World trade has dictated growth swings like never before: Brazil’s GDP growth swung from -0.33 per cent in 2009 to 7.53 per cent in 2010 and 0.9 per cent in 2011-12; India’s later downward trend from 9.6 per cent in 2010 to 5.18 per cent last year is a clarion call for a boost to infrastructure, both publicly and privately invested. The government needs to spend more on infrastructure, while leaving no stone unturned in spotting and catalysing finance opportunities. In an environment of learning, private players have become wary of the price they have to pay from delays and uncontrollable, and so the days of its excessive dependence on PPP may be over.

The infrastructure sector in India needs to reinvent itself, failing which it will perpetuate what it’s triggered last year-an economic slowdown. While the global economy shall continue to be the sandbag and the official alibi, India’s finance minister is surely not blind to taking real action to curb the slide. The somewhat overstated caution amongst investors mirrors both a mutual-mimic act as well as a burnt-child syndrome. In the face of the cacophony of our alarmist electronic media and a snowballing social-media-triggered social critique, the government needs a better mechanism to rally around investors. Creating even softer infrastructure-for cash transfer and UIDAI, for example-is imperative for both overall economic growth and micro-level social development, so investing heavily in, say, telecom infrastructure, will become the backbone for development.

That’s why the BRICS bank proposal couldn’t have come at a better time. Although it was proposed by India in the BRICS meeting in New Delhi in March 2012, it took a back seat because countries couldn’t agree how the corpus would be funded. While World Bank and even ADB, to a large extent, have focused their disbursals on the social sector, multilateral banks need to continue seeing the close linkages between infrastructure and social development. Not doing so will precipitate World Bank’s and ADB’s experience of low disbursals. Notwithstanding World Bank Group President Jim Yong Kim’s encouraging statement to the Uttar Pradesh media recently that the Bank’s experience in India has been "positive", corruption and suspect documentation are easily prime reasons for relatively low disbursals from multilateral banks in India. The proposed BRICS bank has the potential to change that.

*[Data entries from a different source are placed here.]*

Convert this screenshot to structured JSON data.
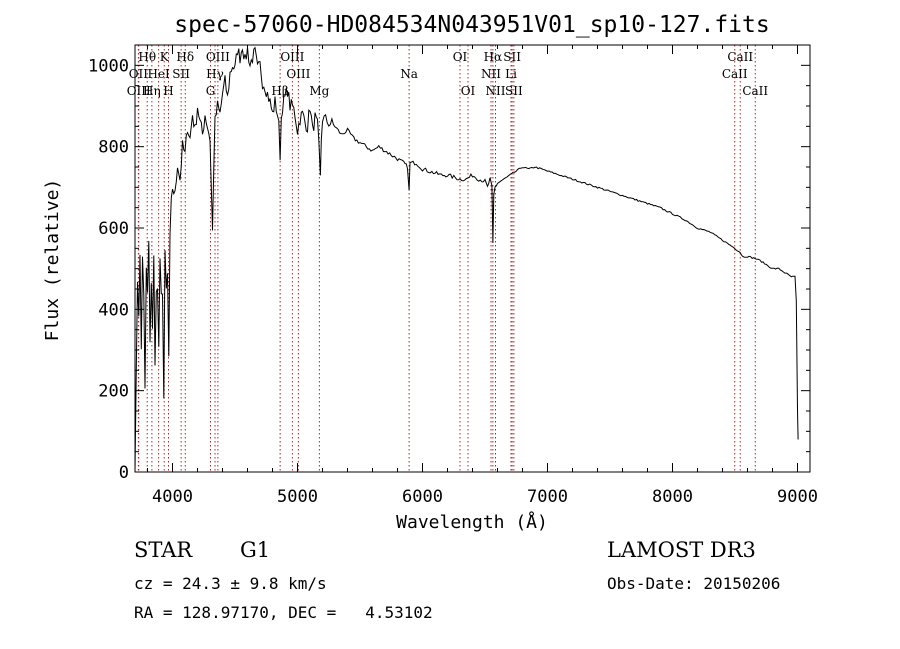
{
  "chart_data": {
    "type": "line",
    "title": "spec-57060-HD084534N043951V01_sp10-127.fits",
    "xlabel": "Wavelength (Å)",
    "ylabel": "Flux (relative)",
    "xlim": [
      3700,
      9100
    ],
    "ylim": [
      0,
      1050
    ],
    "xticks": [
      4000,
      5000,
      6000,
      7000,
      8000,
      9000
    ],
    "yticks": [
      0,
      200,
      400,
      600,
      800,
      1000
    ],
    "x_minor_step": 200,
    "y_minor_step": 50,
    "series": [
      {
        "name": "spectrum",
        "x": [
          3700,
          3710,
          3720,
          3730,
          3740,
          3750,
          3760,
          3770,
          3780,
          3790,
          3800,
          3810,
          3820,
          3830,
          3840,
          3850,
          3860,
          3870,
          3880,
          3890,
          3900,
          3910,
          3920,
          3930,
          3940,
          3950,
          3960,
          3970,
          3980,
          3990,
          4000,
          4020,
          4040,
          4060,
          4080,
          4100,
          4120,
          4140,
          4160,
          4180,
          4200,
          4220,
          4240,
          4260,
          4280,
          4300,
          4310,
          4320,
          4330,
          4340,
          4360,
          4380,
          4400,
          4420,
          4440,
          4460,
          4480,
          4500,
          4520,
          4540,
          4560,
          4580,
          4600,
          4620,
          4640,
          4660,
          4680,
          4700,
          4720,
          4740,
          4760,
          4780,
          4800,
          4820,
          4840,
          4850,
          4861,
          4870,
          4880,
          4900,
          4920,
          4940,
          4960,
          4980,
          5000,
          5020,
          5040,
          5060,
          5080,
          5100,
          5120,
          5140,
          5160,
          5170,
          5183,
          5190,
          5200,
          5250,
          5300,
          5350,
          5400,
          5450,
          5500,
          5550,
          5600,
          5650,
          5700,
          5750,
          5800,
          5850,
          5880,
          5893,
          5900,
          5950,
          6000,
          6050,
          6100,
          6150,
          6200,
          6250,
          6300,
          6350,
          6400,
          6450,
          6500,
          6520,
          6540,
          6555,
          6563,
          6570,
          6580,
          6600,
          6650,
          6700,
          6750,
          6800,
          6850,
          6900,
          6950,
          7000,
          7050,
          7100,
          7150,
          7200,
          7300,
          7400,
          7500,
          7600,
          7700,
          7800,
          7900,
          8000,
          8100,
          8200,
          8300,
          8400,
          8500,
          8542,
          8560,
          8600,
          8662,
          8700,
          8750,
          8800,
          8850,
          8900,
          8950,
          8980,
          8990,
          9000,
          9005
        ],
        "y": [
          20,
          230,
          480,
          400,
          520,
          300,
          540,
          420,
          190,
          500,
          430,
          560,
          300,
          480,
          360,
          520,
          250,
          470,
          440,
          310,
          500,
          420,
          460,
          180,
          520,
          440,
          480,
          280,
          560,
          650,
          700,
          680,
          760,
          720,
          800,
          780,
          850,
          820,
          880,
          840,
          900,
          860,
          830,
          880,
          850,
          820,
          700,
          590,
          760,
          860,
          900,
          880,
          930,
          960,
          920,
          980,
          1000,
          990,
          1040,
          1020,
          1050,
          1010,
          1040,
          1000,
          1020,
          1030,
          990,
          1000,
          960,
          950,
          930,
          910,
          880,
          910,
          880,
          850,
          780,
          870,
          900,
          920,
          940,
          900,
          900,
          880,
          840,
          870,
          880,
          860,
          850,
          900,
          840,
          870,
          850,
          800,
          720,
          820,
          870,
          860,
          850,
          830,
          840,
          820,
          810,
          800,
          790,
          800,
          790,
          780,
          770,
          760,
          750,
          690,
          760,
          760,
          745,
          740,
          735,
          730,
          730,
          725,
          720,
          720,
          730,
          720,
          715,
          700,
          720,
          700,
          560,
          680,
          700,
          710,
          720,
          730,
          740,
          750,
          745,
          750,
          745,
          740,
          735,
          730,
          725,
          720,
          710,
          700,
          690,
          680,
          670,
          660,
          650,
          635,
          620,
          600,
          590,
          570,
          550,
          540,
          530,
          530,
          525,
          520,
          510,
          500,
          500,
          490,
          480,
          480,
          420,
          150,
          80
        ]
      }
    ],
    "spectral_lines": [
      {
        "name": "Hθ",
        "wavelength": 3798,
        "row": 0
      },
      {
        "name": "OII",
        "wavelength": 3727,
        "row": 1
      },
      {
        "name": "OIII",
        "wavelength": 3730,
        "row": 2
      },
      {
        "name": "Hη",
        "wavelength": 3835,
        "row": 2
      },
      {
        "name": "HeI",
        "wavelength": 3889,
        "row": 1
      },
      {
        "name": "K",
        "wavelength": 3934,
        "row": 0
      },
      {
        "name": "SII",
        "wavelength": 4069,
        "row": 1
      },
      {
        "name": "H",
        "wavelength": 3968,
        "row": 2
      },
      {
        "name": "Hδ",
        "wavelength": 4102,
        "row": 0
      },
      {
        "name": "OIII",
        "wavelength": 4363,
        "row": 0
      },
      {
        "name": "Hγ",
        "wavelength": 4340,
        "row": 1
      },
      {
        "name": "G",
        "wavelength": 4304,
        "row": 2
      },
      {
        "name": "OIII",
        "wavelength": 4959,
        "row": 0
      },
      {
        "name": "OIII",
        "wavelength": 5007,
        "row": 1
      },
      {
        "name": "Hβ",
        "wavelength": 4861,
        "row": 2
      },
      {
        "name": "Mg",
        "wavelength": 5175,
        "row": 2
      },
      {
        "name": "Na",
        "wavelength": 5893,
        "row": 1
      },
      {
        "name": "OI",
        "wavelength": 6300,
        "row": 0
      },
      {
        "name": "OI",
        "wavelength": 6364,
        "row": 2
      },
      {
        "name": "Hα",
        "wavelength": 6563,
        "row": 0
      },
      {
        "name": "NII",
        "wavelength": 6548,
        "row": 1
      },
      {
        "name": "NII",
        "wavelength": 6584,
        "row": 2
      },
      {
        "name": "SII",
        "wavelength": 6717,
        "row": 0
      },
      {
        "name": "Li",
        "wavelength": 6708,
        "row": 1
      },
      {
        "name": "SII",
        "wavelength": 6731,
        "row": 2
      },
      {
        "name": "CaII",
        "wavelength": 8542,
        "row": 0
      },
      {
        "name": "CaII",
        "wavelength": 8498,
        "row": 1
      },
      {
        "name": "CaII",
        "wavelength": 8662,
        "row": 2
      }
    ],
    "line_color": "#000000",
    "marker_color": "#b22222"
  },
  "info": {
    "object_type": "STAR",
    "subclass": "G1",
    "survey": "LAMOST DR3",
    "cz": "cz = 24.3 ± 9.8 km/s",
    "obs_date": "Obs-Date: 20150206",
    "coords": "RA = 128.97170, DEC =   4.53102"
  }
}
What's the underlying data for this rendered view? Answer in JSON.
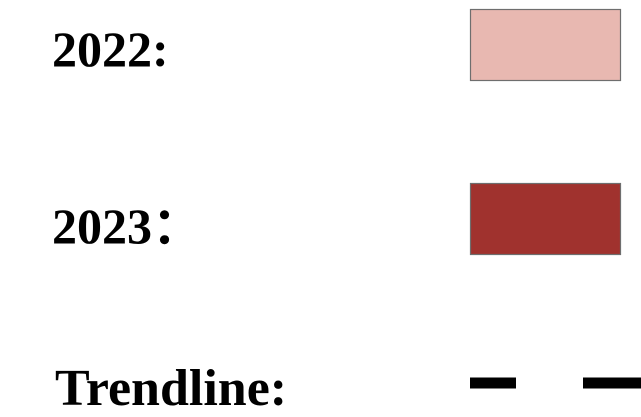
{
  "legend": {
    "items": [
      {
        "label": "2022:",
        "color": "#e8b8b1"
      },
      {
        "label": "2023：",
        "color": "#a0322e"
      },
      {
        "label": "Trendline:"
      }
    ]
  }
}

It’s more a cause for relief than celebration that the bank proposes to focus on infrastructure funding. The sticking point this year, too, will be the corpus needed-$10 billion for each nation. Given the veto power it would buy, China would gladly pay Brazil and South Africa’s share, and India is understandably shaking its head at the enormity of the amount. While 65 per cent of the Africa Development Bank’s $5 billion investment is already in infrastructure, South Africa is finding the BRICS bank a suitable alternative given the still-low infrastructure levels it needs to grapple with.

Second, there seems to be undue optimism that these will be high-return stakes. India’s own experience has been quite the opposite, and with good rationale. Despite all the blame game about government delays, low returns form a major reason why returning investors have become more reluctant to chip in.

The bank is in India’s interest like never before, and it must use its lobbying power with Russia and South Africa to kickstart it sooner than later. Optimism-and other investors-will follow.